Maritime security cooperation between India and the United States has deepened in the past several years and today our naval forces conduct regular joint exercises and exchanges. The anti-piracy operations off the coast of Africa, where our navies are working together with forces of other countries have brought in a new dimension. Maritime security cooperation will only increase and strengthen in the future. We have also started an exploratory dialogue on the pathways of global trade and connectivity such as air, sea, space, and cyberspace domains to examine how we can work together, as well as with other countries, to develop a shared vision for these critical domains to promote peace, security and development.
Energy security and clean technologies are priority areas for India-US cooperation. The civil nuclear agreement not only had a transformational impact on India-US relations, but also opened the door for India and the US to cooperate in the field of nuclear energy. This would help India to strengthen energy security and meet its growing energy requirements while reducing the impact on global warming and on fossil fuel demand. The recent adjustment of US export control procedures as they apply to India carries forward the logic of the bilateral civil nuclear cooperation agreement and would facilitate high technology trade between the two countries. This and the US support for India’s membership of export control organizations have been widely welcomed in India. Both countries are also undertaking joint research and deployment of clean energy resources, such as solar, advanced biofuels and smart grids.
As members of G-20 we are already collaborating to ensure a sustained global economic recovery. India’s economic growth which has rebounded to 8.6% in financial year 2010-11 and is expected to be between 8 to 10 % in future will be an important anchor for momentum in the global economy. While some progress has been made in giving greater voice to emerging economies in the global financial and economic architecture, this process needs to be carried forward and extended to other important dimensions of global governance. As part of this larger effort, President Obama has publicly articulated the US support to India as a permanent member in an expanded UN Security Council; a recognition of India’s capability and role in addressing global challenges.
I have often said that while Indians may consider the world as their workplace, they certainly know that Asia is their home. We have always been conscious of our Asian identity. At the dawn of independence, we had hoped that a cooperative, stable and prosperous Asia will emerge from the ruins of colonialism. We are now at another important point of transition in Asia. While there is no doubt that Asian countries are rising to take their due place in the world, we, in Asia and outside, have a responsibility to work together to define the arrangements and patterns of relationships to deal with our challenges and harness our opportunities. Whether we will be able to do it will be the real test of our wisdom and skills.

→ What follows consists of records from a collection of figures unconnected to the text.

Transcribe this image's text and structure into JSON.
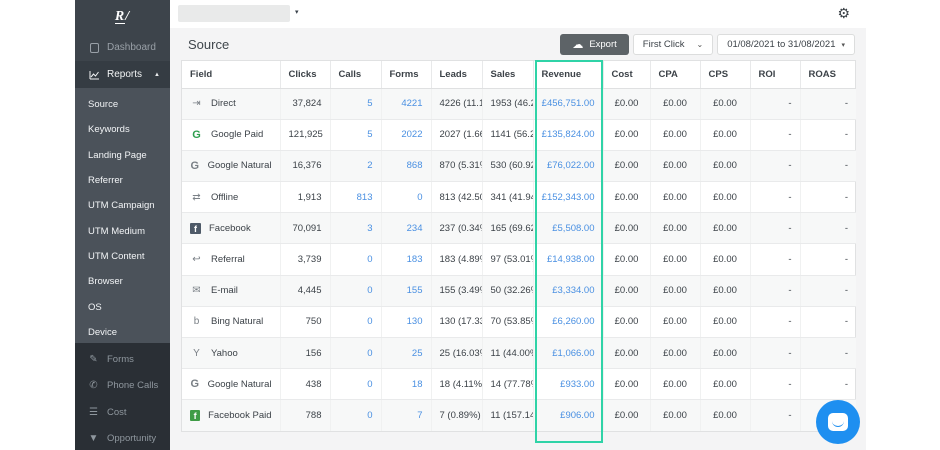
{
  "colors": {
    "accent_teal": "#2fd3a7",
    "link_blue": "#4a90e2",
    "google_green": "#2e9e4f",
    "facebook_green": "#3f9c46",
    "intercom_blue": "#1e8ff0",
    "sidebar_bg": "#3d444b"
  },
  "sidebar": {
    "logo": "R/",
    "dashboard_label": "Dashboard",
    "reports_label": "Reports",
    "report_items": [
      "Source",
      "Keywords",
      "Landing Page",
      "Referrer",
      "UTM Campaign",
      "UTM Medium",
      "UTM Content",
      "Browser",
      "OS",
      "Device"
    ],
    "tools": [
      {
        "label": "Forms",
        "icon": "pencil"
      },
      {
        "label": "Phone Calls",
        "icon": "phone"
      },
      {
        "label": "Cost",
        "icon": "cost"
      },
      {
        "label": "Opportunity",
        "icon": "funnel"
      }
    ]
  },
  "topbar": {
    "account_value": ""
  },
  "header": {
    "title": "Source",
    "export_label": "Export",
    "attribution_value": "First Click",
    "date_range": "01/08/2021 to 31/08/2021"
  },
  "table": {
    "columns": [
      "Field",
      "Clicks",
      "Calls",
      "Forms",
      "Leads",
      "Sales",
      "Revenue",
      "Cost",
      "CPA",
      "CPS",
      "ROI",
      "ROAS"
    ],
    "rows": [
      {
        "field": "Direct",
        "icon": "signin",
        "clicks": "37,824",
        "calls": "5",
        "forms": "4221",
        "leads": "4226 (11.17%)",
        "sales": "1953 (46.2...",
        "revenue": "£456,751.00",
        "cost": "£0.00",
        "cpa": "£0.00",
        "cps": "£0.00",
        "roi": "-",
        "roas": "-"
      },
      {
        "field": "Google Paid",
        "icon": "google-green",
        "clicks": "121,925",
        "calls": "5",
        "forms": "2022",
        "leads": "2027 (1.66%)",
        "sales": "1141 (56.29%)",
        "revenue": "£135,824.00",
        "cost": "£0.00",
        "cpa": "£0.00",
        "cps": "£0.00",
        "roi": "-",
        "roas": "-"
      },
      {
        "field": "Google Natural",
        "icon": "google-gray",
        "clicks": "16,376",
        "calls": "2",
        "forms": "868",
        "leads": "870 (5.31%)",
        "sales": "530 (60.92...",
        "revenue": "£76,022.00",
        "cost": "£0.00",
        "cpa": "£0.00",
        "cps": "£0.00",
        "roi": "-",
        "roas": "-"
      },
      {
        "field": "Offline",
        "icon": "offline",
        "clicks": "1,913",
        "calls": "813",
        "forms": "0",
        "leads": "813 (42.50%)",
        "sales": "341 (41.94%)",
        "revenue": "£152,343.00",
        "cost": "£0.00",
        "cpa": "£0.00",
        "cps": "£0.00",
        "roi": "-",
        "roas": "-"
      },
      {
        "field": "Facebook",
        "icon": "facebook",
        "clicks": "70,091",
        "calls": "3",
        "forms": "234",
        "leads": "237 (0.34%)",
        "sales": "165 (69.62%)",
        "revenue": "£5,508.00",
        "cost": "£0.00",
        "cpa": "£0.00",
        "cps": "£0.00",
        "roi": "-",
        "roas": "-"
      },
      {
        "field": "Referral",
        "icon": "referral",
        "clicks": "3,739",
        "calls": "0",
        "forms": "183",
        "leads": "183 (4.89%)",
        "sales": "97 (53.01%)",
        "revenue": "£14,938.00",
        "cost": "£0.00",
        "cpa": "£0.00",
        "cps": "£0.00",
        "roi": "-",
        "roas": "-"
      },
      {
        "field": "E-mail",
        "icon": "email",
        "clicks": "4,445",
        "calls": "0",
        "forms": "155",
        "leads": "155 (3.49%)",
        "sales": "50 (32.26%)",
        "revenue": "£3,334.00",
        "cost": "£0.00",
        "cpa": "£0.00",
        "cps": "£0.00",
        "roi": "-",
        "roas": "-"
      },
      {
        "field": "Bing Natural",
        "icon": "bing",
        "clicks": "750",
        "calls": "0",
        "forms": "130",
        "leads": "130 (17.33%)",
        "sales": "70 (53.85%)",
        "revenue": "£6,260.00",
        "cost": "£0.00",
        "cpa": "£0.00",
        "cps": "£0.00",
        "roi": "-",
        "roas": "-"
      },
      {
        "field": "Yahoo",
        "icon": "yahoo",
        "clicks": "156",
        "calls": "0",
        "forms": "25",
        "leads": "25 (16.03%)",
        "sales": "11 (44.00%)",
        "revenue": "£1,066.00",
        "cost": "£0.00",
        "cpa": "£0.00",
        "cps": "£0.00",
        "roi": "-",
        "roas": "-"
      },
      {
        "field": "Google Natural",
        "icon": "google-gray",
        "clicks": "438",
        "calls": "0",
        "forms": "18",
        "leads": "18 (4.11%)",
        "sales": "14 (77.78%)",
        "revenue": "£933.00",
        "cost": "£0.00",
        "cpa": "£0.00",
        "cps": "£0.00",
        "roi": "-",
        "roas": "-"
      },
      {
        "field": "Facebook Paid",
        "icon": "facebook-green",
        "clicks": "788",
        "calls": "0",
        "forms": "7",
        "leads": "7 (0.89%)",
        "sales": "11 (157.14%)",
        "revenue": "£906.00",
        "cost": "£0.00",
        "cpa": "£0.00",
        "cps": "£0.00",
        "roi": "-",
        "roas": "-"
      }
    ]
  },
  "icons": {
    "signin": "⇥",
    "google": "G",
    "offline": "⇄",
    "referral": "↩",
    "email": "✉",
    "bing": "b",
    "yahoo": "Y",
    "facebook": "f",
    "pencil": "✎",
    "phone": "✆",
    "cost": "☰",
    "funnel": "▼",
    "gear": "⚙",
    "cloud": "☁",
    "caret_up": "▲",
    "caret_down": "▾",
    "chevron_down": "⌄"
  }
}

Today Asia stands at the centre of momentous geo-political and geo-economic changes underway, which hold both promise and challenges for our future collective endeavours. We share the responsibility to shape our collaboration to liberate the creative energies of the region. As Asia works to chart a course for addressing common challenges to peace, stability and prosperity, there are opportunities for both India and the US to contribute positively to that process and in doing so to also strengthen their partnership and make it truly global. On its part India stands ready to work actively to realize both these objectives.